100 percent correct does not exist in AI. So what does quality mean?”
Artificial intelligence breaks one of the most fundamental assumptions of traditional testing: that systems behave deterministically and can be validated with clear pass or fail outcomes. AI systems do not behave this way. They drift, hallucinate, and change their behaviour depending on data, prompts, and context. Yet many organizations still attempt to apply classical testing approaches to probabilistic systems.
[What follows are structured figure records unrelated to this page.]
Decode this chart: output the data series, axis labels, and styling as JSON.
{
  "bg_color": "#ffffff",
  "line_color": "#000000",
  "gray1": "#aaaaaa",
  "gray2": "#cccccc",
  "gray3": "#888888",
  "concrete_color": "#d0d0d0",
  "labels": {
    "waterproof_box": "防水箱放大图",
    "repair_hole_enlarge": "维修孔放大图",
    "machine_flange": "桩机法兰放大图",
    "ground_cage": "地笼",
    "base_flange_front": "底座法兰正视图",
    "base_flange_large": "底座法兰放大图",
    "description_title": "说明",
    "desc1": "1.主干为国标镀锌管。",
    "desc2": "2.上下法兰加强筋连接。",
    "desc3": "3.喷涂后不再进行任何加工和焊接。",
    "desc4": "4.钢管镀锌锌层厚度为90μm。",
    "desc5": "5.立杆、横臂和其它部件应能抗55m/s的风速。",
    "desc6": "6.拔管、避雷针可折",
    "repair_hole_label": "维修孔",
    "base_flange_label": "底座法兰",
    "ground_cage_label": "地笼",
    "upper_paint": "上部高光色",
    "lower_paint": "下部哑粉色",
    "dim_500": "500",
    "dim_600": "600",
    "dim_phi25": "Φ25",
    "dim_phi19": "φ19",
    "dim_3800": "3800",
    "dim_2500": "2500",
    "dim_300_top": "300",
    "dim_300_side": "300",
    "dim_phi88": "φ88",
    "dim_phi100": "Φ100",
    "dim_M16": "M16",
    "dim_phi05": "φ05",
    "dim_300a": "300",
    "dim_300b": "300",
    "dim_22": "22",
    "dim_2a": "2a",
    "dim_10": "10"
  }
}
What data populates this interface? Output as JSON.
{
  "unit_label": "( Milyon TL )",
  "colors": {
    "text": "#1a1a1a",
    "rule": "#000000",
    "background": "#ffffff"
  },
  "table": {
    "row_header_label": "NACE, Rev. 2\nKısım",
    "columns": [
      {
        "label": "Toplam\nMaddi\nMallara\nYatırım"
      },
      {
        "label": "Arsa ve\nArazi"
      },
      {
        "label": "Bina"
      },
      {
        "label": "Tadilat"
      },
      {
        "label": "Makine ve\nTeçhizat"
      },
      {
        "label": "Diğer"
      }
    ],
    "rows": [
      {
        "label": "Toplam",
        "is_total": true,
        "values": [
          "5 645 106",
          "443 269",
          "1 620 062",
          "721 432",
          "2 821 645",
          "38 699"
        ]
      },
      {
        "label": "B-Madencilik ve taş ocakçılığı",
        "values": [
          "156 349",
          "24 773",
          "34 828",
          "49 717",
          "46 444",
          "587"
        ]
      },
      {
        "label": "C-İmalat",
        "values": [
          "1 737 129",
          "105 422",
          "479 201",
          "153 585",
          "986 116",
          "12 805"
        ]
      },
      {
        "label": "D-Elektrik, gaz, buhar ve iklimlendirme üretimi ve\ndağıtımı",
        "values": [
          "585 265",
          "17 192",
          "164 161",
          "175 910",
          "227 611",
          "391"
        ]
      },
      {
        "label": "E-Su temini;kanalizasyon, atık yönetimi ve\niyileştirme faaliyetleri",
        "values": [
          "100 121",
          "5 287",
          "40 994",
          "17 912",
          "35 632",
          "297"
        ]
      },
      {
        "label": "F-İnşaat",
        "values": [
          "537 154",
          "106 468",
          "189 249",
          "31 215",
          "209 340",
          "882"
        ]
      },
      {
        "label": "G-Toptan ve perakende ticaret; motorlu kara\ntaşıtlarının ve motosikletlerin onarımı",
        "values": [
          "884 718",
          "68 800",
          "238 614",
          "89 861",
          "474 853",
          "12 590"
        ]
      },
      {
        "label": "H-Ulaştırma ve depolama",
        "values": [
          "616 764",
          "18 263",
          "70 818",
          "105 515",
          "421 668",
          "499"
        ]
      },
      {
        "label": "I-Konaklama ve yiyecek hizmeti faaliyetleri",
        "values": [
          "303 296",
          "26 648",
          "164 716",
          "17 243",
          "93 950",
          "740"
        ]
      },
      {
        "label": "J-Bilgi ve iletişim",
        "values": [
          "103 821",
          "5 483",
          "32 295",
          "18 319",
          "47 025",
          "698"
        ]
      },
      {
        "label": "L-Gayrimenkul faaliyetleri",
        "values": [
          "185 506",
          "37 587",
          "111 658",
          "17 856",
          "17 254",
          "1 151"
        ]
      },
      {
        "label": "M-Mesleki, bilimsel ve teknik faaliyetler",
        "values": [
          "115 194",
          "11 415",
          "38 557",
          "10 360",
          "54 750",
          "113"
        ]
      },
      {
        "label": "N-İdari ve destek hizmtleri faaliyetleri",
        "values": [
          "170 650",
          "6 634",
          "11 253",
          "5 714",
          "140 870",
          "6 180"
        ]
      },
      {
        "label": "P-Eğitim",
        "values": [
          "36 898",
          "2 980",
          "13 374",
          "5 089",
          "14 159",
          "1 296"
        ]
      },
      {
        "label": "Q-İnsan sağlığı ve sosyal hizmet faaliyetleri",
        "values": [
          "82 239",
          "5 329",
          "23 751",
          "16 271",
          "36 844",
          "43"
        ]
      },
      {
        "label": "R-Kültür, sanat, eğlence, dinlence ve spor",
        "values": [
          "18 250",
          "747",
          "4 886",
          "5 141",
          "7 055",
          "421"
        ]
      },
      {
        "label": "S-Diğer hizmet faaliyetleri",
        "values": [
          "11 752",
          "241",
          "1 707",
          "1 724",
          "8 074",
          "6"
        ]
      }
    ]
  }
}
In this talk, Nicole challenges the traditional quality mindset and presents a practical approach for governing AI quality. Instead of asking whether an AI system is correct, the conversation shifts toward managing acceptable risk and making AI behaviour measurable. The talk introduces Evaluaite, a practical framework designed to help teams structure quality governance in AI-driven systems.
Using real-world examples and a short live demonstration, Nicole shows how testers can apply metrics, thresholds, and LLM evaluations to design structured quality control for AI applications. The session explores how QA professionals and agile teams can evolve their role from defect detection toward actively governing reliability and trust in AI systems.
Attendees will leave with a new perspective on testing in the AI era and practical ideas for keeping AI systems measurable, manageable, and controllable as they become part of critical software systems.